Vapor vs Bancha
Vapor (Benjamin Moore) and Bancha (Farrow & Ball) come from different manufacturers. Hue-wise, Vapor belongs to the beige-yellow family and Bancha to the beige-greige family. The 68-point LRV gap — 82 for Vapor vs 13 for Bancha — means Vapor will open up a space more effectively. Where Vapor leans yellow, Bancha reads warm — a distinction that shifts noticeably depending on the light source and surrounding finishes. A ΔE of 51.4 puts these firmly in different territory — two distinct design choices rather than close alternatives. Below you'll find 1 real-room photo comparison where both colors appear side by side, plus 5 simulated room previews.
Vapor vs Bancha in Real Spaces
1 real room side by side. Seeing Vapor and Bancha in actual rooms makes the difference concrete; browse the spaces below to get a feel for how each color lives on a wall.
Living Room
A living room wall sees more varied light than almost any other surface in the house, which makes the choice between these two more nuanced than a chip suggests. Vapor reflects noticeably more light off the walls, making the space read more open than Bancha.
Color Details
Vapor vs Bancha Simulated Comparison
5 simulated room previews — drag the slider on each to see Vapor on one side and Bancha on the other.

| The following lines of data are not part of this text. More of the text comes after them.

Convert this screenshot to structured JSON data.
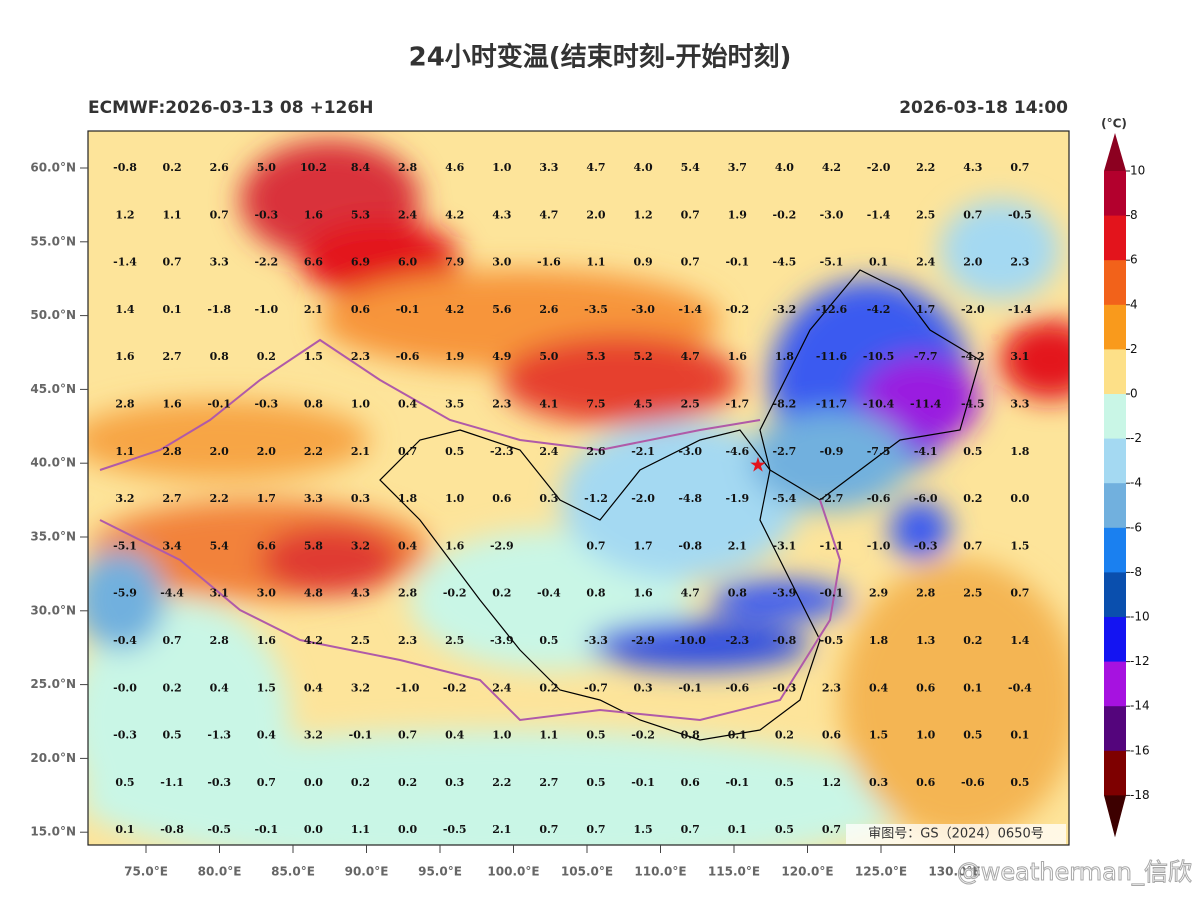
{
  "header": {
    "title": "24小时变温(结束时刻-开始时刻)",
    "model_run": "ECMWF:2026-03-13 08 +126H",
    "valid_time": "2026-03-18 14:00"
  },
  "map": {
    "lat_labels": [
      "60.0°N",
      "55.0°N",
      "50.0°N",
      "45.0°N",
      "40.0°N",
      "35.0°N",
      "30.0°N",
      "25.0°N",
      "20.0°N",
      "15.0°N"
    ],
    "lon_labels": [
      "75.0°E",
      "80.0°E",
      "85.0°E",
      "90.0°E",
      "95.0°E",
      "100.0°E",
      "105.0°E",
      "110.0°E",
      "115.0°E",
      "120.0°E",
      "125.0°E",
      "130.0°E"
    ],
    "grid_values": [
      [
        "-0.8",
        "0.2",
        "2.6",
        "5.0",
        "10.2",
        "8.4",
        "2.8",
        "4.6",
        "1.0",
        "3.3",
        "4.7",
        "4.0",
        "5.4",
        "3.7",
        "4.0",
        "4.2",
        "-2.0",
        "2.2",
        "4.3",
        "0.7"
      ],
      [
        "1.2",
        "1.1",
        "0.7",
        "-0.3",
        "1.6",
        "5.3",
        "2.4",
        "4.2",
        "4.3",
        "4.7",
        "2.0",
        "1.2",
        "0.7",
        "1.9",
        "-0.2",
        "-3.0",
        "-1.4",
        "2.5",
        "0.7",
        "-0.5"
      ],
      [
        "-1.4",
        "0.7",
        "3.3",
        "-2.2",
        "6.6",
        "6.9",
        "6.0",
        "7.9",
        "3.0",
        "-1.6",
        "1.1",
        "0.9",
        "0.7",
        "-0.1",
        "-4.5",
        "-5.1",
        "0.1",
        "2.4",
        "2.0",
        "2.3"
      ],
      [
        "1.4",
        "0.1",
        "-1.8",
        "-1.0",
        "2.1",
        "0.6",
        "-0.1",
        "4.2",
        "5.6",
        "2.6",
        "-3.5",
        "-3.0",
        "-1.4",
        "-0.2",
        "-3.2",
        "-12.6",
        "-4.2",
        "1.7",
        "-2.0",
        "-1.4"
      ],
      [
        "1.6",
        "2.7",
        "0.8",
        "0.2",
        "1.5",
        "2.3",
        "-0.6",
        "1.9",
        "4.9",
        "5.0",
        "5.3",
        "5.2",
        "4.7",
        "1.6",
        "1.8",
        "-11.6",
        "-10.5",
        "-7.7",
        "-4.2",
        "3.1"
      ],
      [
        "2.8",
        "1.6",
        "-0.1",
        "-0.3",
        "0.8",
        "1.0",
        "0.4",
        "3.5",
        "2.3",
        "4.1",
        "7.5",
        "4.5",
        "2.5",
        "-1.7",
        "-8.2",
        "-11.7",
        "-10.4",
        "-11.4",
        "-4.5",
        "3.3"
      ],
      [
        "1.1",
        "2.8",
        "2.0",
        "2.0",
        "2.2",
        "2.1",
        "0.7",
        "0.5",
        "-2.3",
        "2.4",
        "2.6",
        "-2.1",
        "-3.0",
        "-4.6",
        "-2.7",
        "-0.9",
        "-7.5",
        "-4.1",
        "0.5",
        "1.8"
      ],
      [
        "3.2",
        "2.7",
        "2.2",
        "1.7",
        "3.3",
        "0.3",
        "1.8",
        "1.0",
        "0.6",
        "0.3",
        "-1.2",
        "-2.0",
        "-4.8",
        "-1.9",
        "-5.4",
        "-2.7",
        "-0.6",
        "-6.0",
        "0.2",
        "0.0"
      ],
      [
        "-5.1",
        "3.4",
        "5.4",
        "6.6",
        "5.8",
        "3.2",
        "0.4",
        "1.6",
        "-2.9",
        null,
        "0.7",
        "1.7",
        "-0.8",
        "2.1",
        "-3.1",
        "-1.1",
        "-1.0",
        "-0.3",
        "0.7",
        "1.5"
      ],
      [
        "-5.9",
        "-4.4",
        "3.1",
        "3.0",
        "4.8",
        "4.3",
        "2.8",
        "-0.2",
        "0.2",
        "-0.4",
        "0.8",
        "1.6",
        "4.7",
        "0.8",
        "-3.9",
        "-0.1",
        "2.9",
        "2.8",
        "2.5",
        "0.7"
      ],
      [
        "-0.4",
        "0.7",
        "2.8",
        "1.6",
        "4.2",
        "2.5",
        "2.3",
        "2.5",
        "-3.9",
        "0.5",
        "-3.3",
        "-2.9",
        "-10.0",
        "-2.3",
        "-0.8",
        "-0.5",
        "1.8",
        "1.3",
        "0.2",
        "1.4"
      ],
      [
        "-0.0",
        "0.2",
        "0.4",
        "1.5",
        "0.4",
        "3.2",
        "-1.0",
        "-0.2",
        "2.4",
        "0.2",
        "-0.7",
        "0.3",
        "-0.1",
        "-0.6",
        "-0.3",
        "2.3",
        "0.4",
        "0.6",
        "0.1",
        "-0.4"
      ],
      [
        "-0.3",
        "0.5",
        "-1.3",
        "0.4",
        "3.2",
        "-0.1",
        "0.7",
        "0.4",
        "1.0",
        "1.1",
        "0.5",
        "-0.2",
        "0.8",
        "0.1",
        "0.2",
        "0.6",
        "1.5",
        "1.0",
        "0.5",
        "0.1"
      ],
      [
        "0.5",
        "-1.1",
        "-0.3",
        "0.7",
        "0.0",
        "0.2",
        "0.2",
        "0.3",
        "2.2",
        "2.7",
        "0.5",
        "-0.1",
        "0.6",
        "-0.1",
        "0.5",
        "1.2",
        "0.3",
        "0.6",
        "-0.6",
        "0.5"
      ],
      [
        "0.1",
        "-0.8",
        "-0.5",
        "-0.1",
        "0.0",
        "1.1",
        "0.0",
        "-0.5",
        "2.1",
        "0.7",
        "0.7",
        "1.5",
        "0.7",
        "0.1",
        "0.5",
        "0.7",
        null,
        null,
        null,
        null
      ]
    ],
    "review_number": "审图号：GS（2024）0650号"
  },
  "colorbar": {
    "unit": "(°C)",
    "ticks": [
      10,
      8,
      6,
      4,
      2,
      0,
      -2,
      -4,
      -6,
      -8,
      -10,
      -12,
      -14,
      -16,
      -18
    ],
    "colors": [
      "#b3002d",
      "#e3141c",
      "#f2621a",
      "#f99a1c",
      "#fde088",
      "#c9f6e6",
      "#a4d9f2",
      "#71b0de",
      "#1a80f0",
      "#0a4fae",
      "#1414f2",
      "#a612e0",
      "#54057c",
      "#7e0000"
    ],
    "top_color": "#8c0020",
    "bottom_color": "#3d0000"
  },
  "watermark": "@weatherman_信欣"
}
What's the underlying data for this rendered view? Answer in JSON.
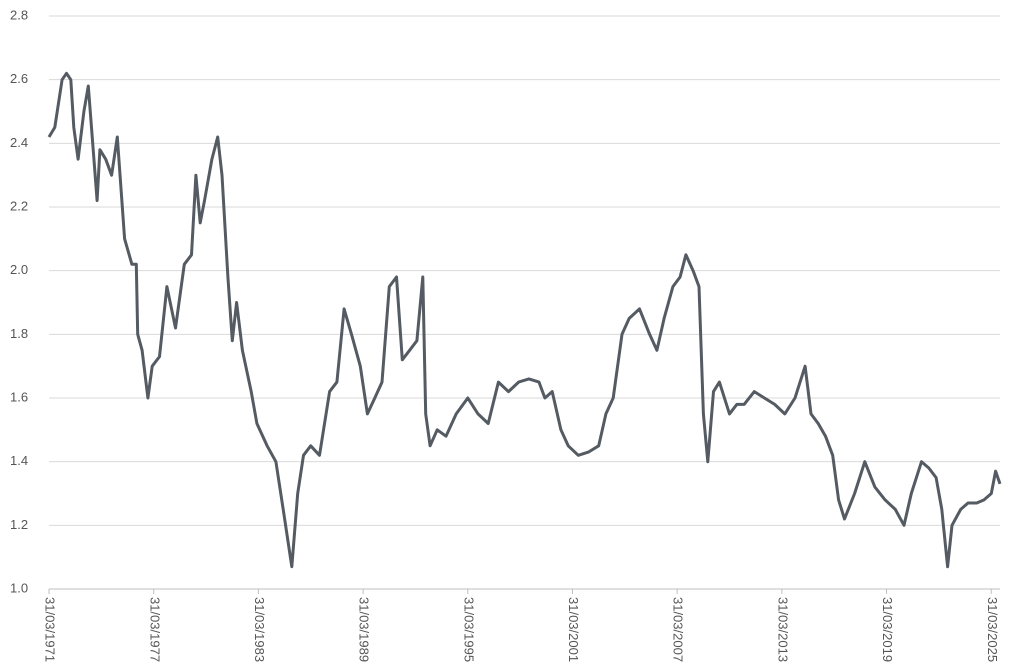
{
  "chart_data": {
    "type": "line",
    "x": [
      "31/03/1971",
      "31/07/1971",
      "31/12/1971",
      "31/03/1972",
      "30/06/1972",
      "31/08/1972",
      "30/11/1972",
      "31/03/1973",
      "30/06/1973",
      "30/09/1973",
      "31/12/1973",
      "28/02/1974",
      "30/06/1974",
      "31/10/1974",
      "28/02/1975",
      "31/07/1975",
      "31/12/1975",
      "31/03/1976",
      "30/04/1976",
      "31/07/1976",
      "30/11/1976",
      "28/02/1977",
      "31/07/1977",
      "31/12/1977",
      "30/06/1978",
      "31/12/1978",
      "31/05/1979",
      "31/08/1979",
      "30/11/1979",
      "28/02/1980",
      "31/07/1980",
      "30/11/1980",
      "28/02/1981",
      "30/06/1981",
      "30/09/1981",
      "31/12/1981",
      "30/04/1982",
      "31/10/1982",
      "28/02/1983",
      "30/09/1983",
      "31/03/1984",
      "31/08/1984",
      "28/02/1985",
      "30/06/1985",
      "31/10/1985",
      "31/03/1986",
      "30/09/1986",
      "30/04/1987",
      "30/09/1987",
      "28/02/1988",
      "31/07/1988",
      "31/01/1989",
      "30/06/1989",
      "30/11/1989",
      "30/04/1990",
      "30/09/1990",
      "28/02/1991",
      "30/06/1991",
      "30/11/1991",
      "30/04/1992",
      "31/08/1992",
      "31/10/1992",
      "31/01/1993",
      "30/06/1993",
      "31/12/1993",
      "31/07/1994",
      "31/03/1995",
      "31/10/1995",
      "31/05/1996",
      "31/12/1996",
      "31/07/1997",
      "28/02/1998",
      "30/09/1998",
      "30/04/1999",
      "31/08/1999",
      "31/01/2000",
      "31/07/2000",
      "31/12/2000",
      "31/07/2001",
      "28/02/2002",
      "30/09/2002",
      "28/02/2003",
      "31/07/2003",
      "31/01/2004",
      "30/06/2004",
      "31/01/2005",
      "31/08/2005",
      "31/01/2006",
      "30/06/2006",
      "31/12/2006",
      "31/05/2007",
      "30/09/2007",
      "28/02/2008",
      "30/06/2008",
      "30/09/2008",
      "31/12/2008",
      "30/04/2009",
      "31/08/2009",
      "31/03/2010",
      "31/08/2010",
      "31/01/2011",
      "31/08/2011",
      "31/03/2012",
      "31/10/2012",
      "31/05/2013",
      "31/12/2013",
      "31/07/2014",
      "30/11/2014",
      "30/04/2015",
      "30/09/2015",
      "28/02/2016",
      "30/06/2016",
      "31/10/2016",
      "31/05/2017",
      "31/12/2017",
      "31/07/2018",
      "28/02/2019",
      "30/09/2019",
      "31/03/2020",
      "31/08/2020",
      "31/03/2021",
      "31/08/2021",
      "31/01/2022",
      "31/05/2022",
      "30/09/2022",
      "31/12/2022",
      "30/06/2023",
      "30/11/2023",
      "31/05/2024",
      "31/10/2024",
      "31/03/2025",
      "30/06/2025",
      "30/09/2025"
    ],
    "series": [
      {
        "color": "#555b62",
        "values": [
          2.42,
          2.45,
          2.6,
          2.62,
          2.6,
          2.45,
          2.35,
          2.5,
          2.58,
          2.4,
          2.22,
          2.38,
          2.35,
          2.3,
          2.42,
          2.1,
          2.02,
          2.02,
          1.8,
          1.75,
          1.6,
          1.7,
          1.73,
          1.95,
          1.82,
          2.02,
          2.05,
          2.3,
          2.15,
          2.22,
          2.35,
          2.42,
          2.3,
          1.98,
          1.78,
          1.9,
          1.75,
          1.62,
          1.52,
          1.45,
          1.4,
          1.25,
          1.07,
          1.3,
          1.42,
          1.45,
          1.42,
          1.62,
          1.65,
          1.88,
          1.8,
          1.7,
          1.55,
          1.6,
          1.65,
          1.95,
          1.98,
          1.72,
          1.75,
          1.78,
          1.98,
          1.55,
          1.45,
          1.5,
          1.48,
          1.55,
          1.6,
          1.55,
          1.52,
          1.65,
          1.62,
          1.65,
          1.66,
          1.65,
          1.6,
          1.62,
          1.5,
          1.45,
          1.42,
          1.43,
          1.45,
          1.55,
          1.6,
          1.8,
          1.85,
          1.88,
          1.8,
          1.75,
          1.85,
          1.95,
          1.98,
          2.05,
          2.0,
          1.95,
          1.55,
          1.4,
          1.62,
          1.65,
          1.55,
          1.58,
          1.58,
          1.62,
          1.6,
          1.58,
          1.55,
          1.6,
          1.7,
          1.55,
          1.52,
          1.48,
          1.42,
          1.28,
          1.22,
          1.3,
          1.4,
          1.32,
          1.28,
          1.25,
          1.2,
          1.3,
          1.4,
          1.38,
          1.35,
          1.25,
          1.07,
          1.2,
          1.25,
          1.27,
          1.27,
          1.28,
          1.3,
          1.37,
          1.33
        ]
      }
    ],
    "xlim": [
      "31/03/1971",
      "30/09/2025"
    ],
    "xticks": [
      "31/03/1971",
      "31/03/1977",
      "31/03/1983",
      "31/03/1989",
      "31/03/1995",
      "31/03/2001",
      "31/03/2007",
      "31/03/2013",
      "31/03/2019",
      "31/03/2025"
    ],
    "ylim": [
      1.0,
      2.8
    ],
    "yticks": [
      {
        "value": 1.0,
        "label": "1.0"
      },
      1.2,
      1.4,
      1.6,
      1.8,
      {
        "value": 2.0,
        "label": "2.0"
      },
      2.2,
      2.4,
      2.6,
      2.8
    ],
    "grid": true
  }
}
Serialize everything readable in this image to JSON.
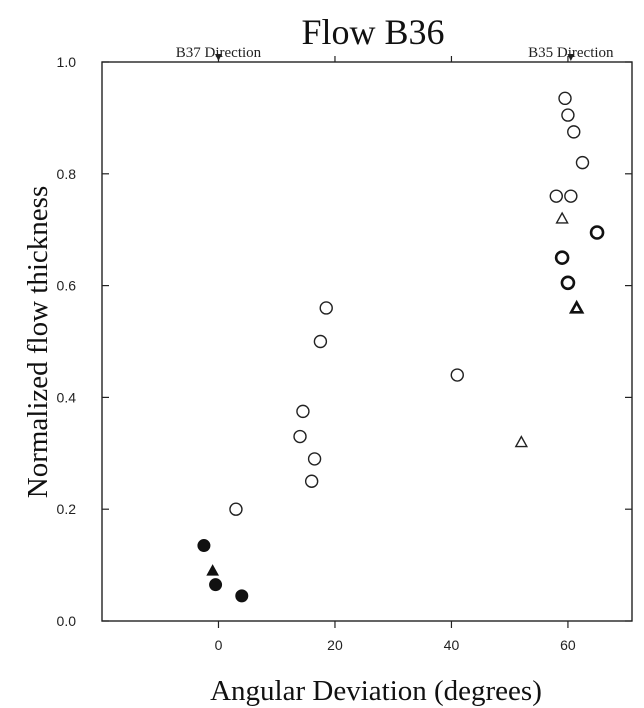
{
  "chart_data": {
    "type": "scatter",
    "title": "Flow B36",
    "xlabel": "Angular Deviation (degrees)",
    "ylabel": "Normalized flow thickness",
    "xlim": [
      -20,
      71
    ],
    "ylim": [
      0,
      1
    ],
    "xticks": [
      0,
      20,
      40,
      60
    ],
    "xtick_labels": [
      "0",
      "20",
      "40",
      "60"
    ],
    "yticks": [
      0,
      0.2,
      0.4,
      0.6,
      0.8,
      1.0
    ],
    "ytick_labels": [
      "0.0",
      "0.2",
      "0.4",
      "0.6",
      "0.8",
      "1.0"
    ],
    "grid": false,
    "annotations": [
      {
        "text": "B37 Direction",
        "x": 0
      },
      {
        "text": "B35 Direction",
        "x": 60.5
      }
    ],
    "series": [
      {
        "marker": "open-circle",
        "x": [
          3,
          14,
          14.5,
          16,
          16.5,
          17.5,
          18.5,
          41,
          58,
          59.5,
          60,
          60.5,
          61,
          62.5
        ],
        "y": [
          0.2,
          0.33,
          0.375,
          0.25,
          0.29,
          0.5,
          0.56,
          0.44,
          0.76,
          0.935,
          0.905,
          0.76,
          0.875,
          0.82
        ]
      },
      {
        "marker": "bold-open-circle",
        "x": [
          59,
          60,
          65
        ],
        "y": [
          0.65,
          0.605,
          0.695
        ]
      },
      {
        "marker": "open-triangle",
        "x": [
          52,
          59
        ],
        "y": [
          0.32,
          0.72
        ]
      },
      {
        "marker": "bold-open-triangle",
        "x": [
          61.5
        ],
        "y": [
          0.56
        ]
      },
      {
        "marker": "filled-circle",
        "x": [
          -2.5,
          -0.5,
          4
        ],
        "y": [
          0.135,
          0.065,
          0.045
        ]
      },
      {
        "marker": "filled-triangle",
        "x": [
          -1
        ],
        "y": [
          0.09
        ]
      }
    ]
  }
}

Digital color is approximate. These simulations are generated from the manufacturer's hex values and overlaid on grayscale room photos — your screen's calibration, brightness, and viewing angle all affect how they render. Before committing to either color, test physical samples in your own space under the light you actually live with.
More Vapor comparisons
See how Vapor stacks up against other well-photographed colors across different brands and tones.